The production certainly scored in its depiction of the prison in
which a variety of torture takes place. Paco Azarin’s designs,
with their Piranesi staircases, created a suitably labyrinthine
setting. Likewise the treadmill effect as the Prisoner edged
towards ‘freedom’. Moreover, whilst it might seem wearisome in the
abstract retelling, this was an instance of Guantanamo on stage
that worked. The parallels between sixteenth-century Europe, torn
apart through ‘religious’ strife and our own time are clear, as
are those of the responses. Truly shocking was the choral
intermezzo between the Prologue and Scene One, in which the chorus
was directed on stage to sing the words, ‘Fiat
misericordia tua, Domine, super nos,’ as a hanging and other
behaviour of ‘our’ troops proceeded. Having witnessed similar
scenes very recently in the Komische Oper Berlin’s
Iphigénie en Tauride, I noted how immediately relevant they
were to two such very different dramas. This was not the shock of
épater les bourgeois; this was confronting our world with
crimes indistinguishable from those of sixty or more than four
hundred years earlier. It is worth adding that the choral singing
was superb, both here and later, when its Latin was heard from
behind and above, adding a powerful spatial dimension to the
drama. The songs of praise when freedom is apparently attained
were overwhelmingly chilling.
So too was Chris Merritt as the Inquisitor – and, owing to their
identity, as the Gaoler. He exhibited majesty as the former and an
horrific ‘compassion’ as the latter. I thought his final deed,
administering a lethal injection to the Prisoner, a melodramatic
miscalculation, but that was not Merritt’s fault. Otherwise, he
succeeded in projecting the absolute evil so unsparingly depicted
in the drama (a rarer accomplishment in terms of artist and work
than one might imagine). Hagen came to mind during the final
scene.
Evgeny
Nikitin sang well for the most part as the Prisoner,
and certainly gave a powerful stage performance. He appeared to
tire somewhat at one point, although in fact this actually worked
in terms of the drama. Rosalind Plowright was close to perfect as
the Mother. The twin emotion and clarity of her performance
precisely mirrored the role and the text. It is a wonderful role,
and she was wonderful in it. It would be excessively faint praise
to say that the singers were well supported by the orchestra,
although they were. For much of the drama lies within the
orchestra, not least in the Bergian ricercares, in which that
powerful dialectic between expression and precision, both aspects
gaining power from the interplay, was searingly brought to the
fore. Lothar Zagrosek, who in my experience has always been at his
best in twentieth-century music, should be credited for steering a
clear line through the score. Lyricism was not overlooked, far
from it. Equally crucially, the power of the musical work’s
structure and construction was permitted to stand as a sign of
resistance. There may not be hope in an administered world, yet,
as Adorno signalled, twelve-note music, for all the complexity of
its relationship with that world, somehow continues to resist. Now
will someone stage Dallapiccola’s Ulisse?

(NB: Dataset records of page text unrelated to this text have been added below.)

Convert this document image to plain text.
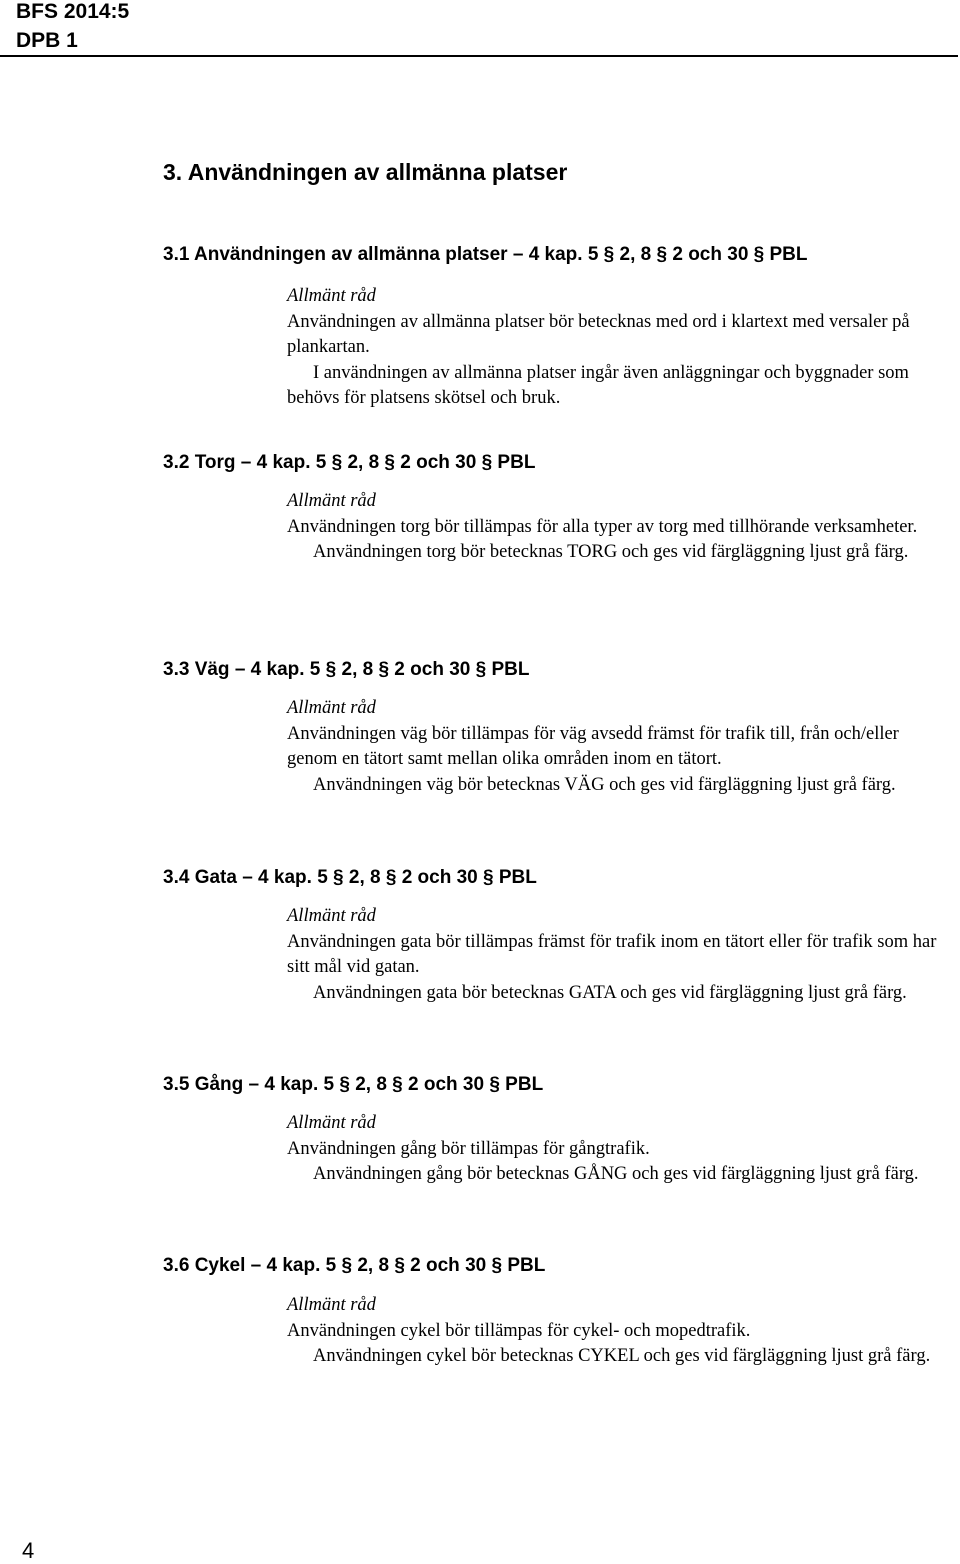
BFS 2014:5
DPB 1
3. Användningen av allmänna platser
3.1 Användningen av allmänna platser – 4 kap. 5 § 2, 8 § 2 och 30 § PBL

Allmänt råd

Användningen av allmänna platser bör betecknas med ord i klartext med versaler på plankartan.

I användningen av allmänna platser ingår även anläggningar och byggnader som behövs för platsens skötsel och bruk.

3.2 Torg – 4 kap. 5 § 2, 8 § 2 och 30 § PBL

Allmänt råd

Användningen torg bör tillämpas för alla typer av torg med tillhörande verksamheter.

Användningen torg bör betecknas TORG och ges vid färgläggning ljust grå färg.

3.3 Väg – 4 kap. 5 § 2, 8 § 2 och 30 § PBL

Allmänt råd

Användningen väg bör tillämpas för väg avsedd främst för trafik till, från och/eller genom en tätort samt mellan olika områden inom en tätort.

Användningen väg bör betecknas VÄG och ges vid färgläggning ljust grå färg.

3.4 Gata – 4 kap. 5 § 2, 8 § 2 och 30 § PBL

Allmänt råd

Användningen gata bör tillämpas främst för trafik inom en tätort eller för trafik som har sitt mål vid gatan.

Användningen gata bör betecknas GATA och ges vid färgläggning ljust grå färg.

3.5 Gång – 4 kap. 5 § 2, 8 § 2 och 30 § PBL

Allmänt råd

Användningen gång bör tillämpas för gångtrafik.

Användningen gång bör betecknas GÅNG och ges vid färgläggning ljust grå färg.

3.6 Cykel – 4 kap. 5 § 2, 8 § 2 och 30 § PBL

Allmänt råd

Användningen cykel bör tillämpas för cykel- och mopedtrafik.

Användningen cykel bör betecknas CYKEL och ges vid färgläggning ljust grå färg.

4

It was, then, certainly worth making a special trip to Paris for
an extremely powerful and provocative theatrical experience.
Afterwards, having found a restaurant in Montparnasse, I was
heartened that the waiter, spying my programme, declared, ‘Le
prisonnier – c’est magnifique!’ and proceeded enthusiastically
to discuss his experience of the first night with me. I suppose
something similar could have happened in London, but suspect that
any such hope would be without foundation.